The Green Climate Fund and Global Environment Facility could play a pivotal role to scale climate finance mobilisation from the private sector and shield against the early risks that prevent investment in the initial stages of a GHG reduction project.

Many of these projects, from nature-based solutions to landfill gas projects, operate on a results-based system – only generating capital after results are delivered on the ground.

But projects require upfront funding to cover startup costs.

A project looking to restore millions of hectares of land in Latin America needs to:
– Acquire, plant and nurture seedlings
– Build relationships with local communities
– Develop the necessary technical documentation

For many in the private sector, this all generates too many risks and uncertainties with the current market landscape.

Not only could the success of the project be derailed by severe weather events and political or social instability, but the voluntary carbon market itself is generally seen as volatile and difficult for mainstream private sector investment.

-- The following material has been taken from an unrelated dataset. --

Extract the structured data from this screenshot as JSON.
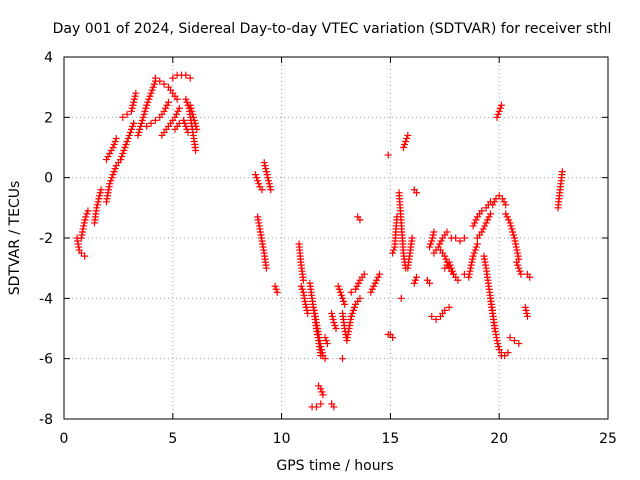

That is why international climate sources under blended finance alternatives are so important.

These public sector funds have the capacity to shoulder the risk associated with upfront investment in a way the private sector does not. They have the cash to incur initial losses, getting many GHG reduction projects off the ground. Aligning public and private capital under blended finance approaches can deliver transformational change and impact.

It’s important to clarify the financing tool in question: GCF, GEF should not only look to deliver concessional grants. This practice could lead to projects being “paid twice”, could remove the incentive for developers to see the project through and undermine its integrity.

Alternatively, a loan would help a project become operational, incentivise developers to generate a high return on investment and create favourable conditions for eventual private sector funding.

There is currently no mainstreamed playbook on this under GCF or GEF, making funds understandably hesitant with their investment.

We no longer have the luxury of time.

We need big moves by big players to unleash the climate and financial capital housed within the private sector.

Cooperative working between international funds and the voluntary carbon market looks like an answer.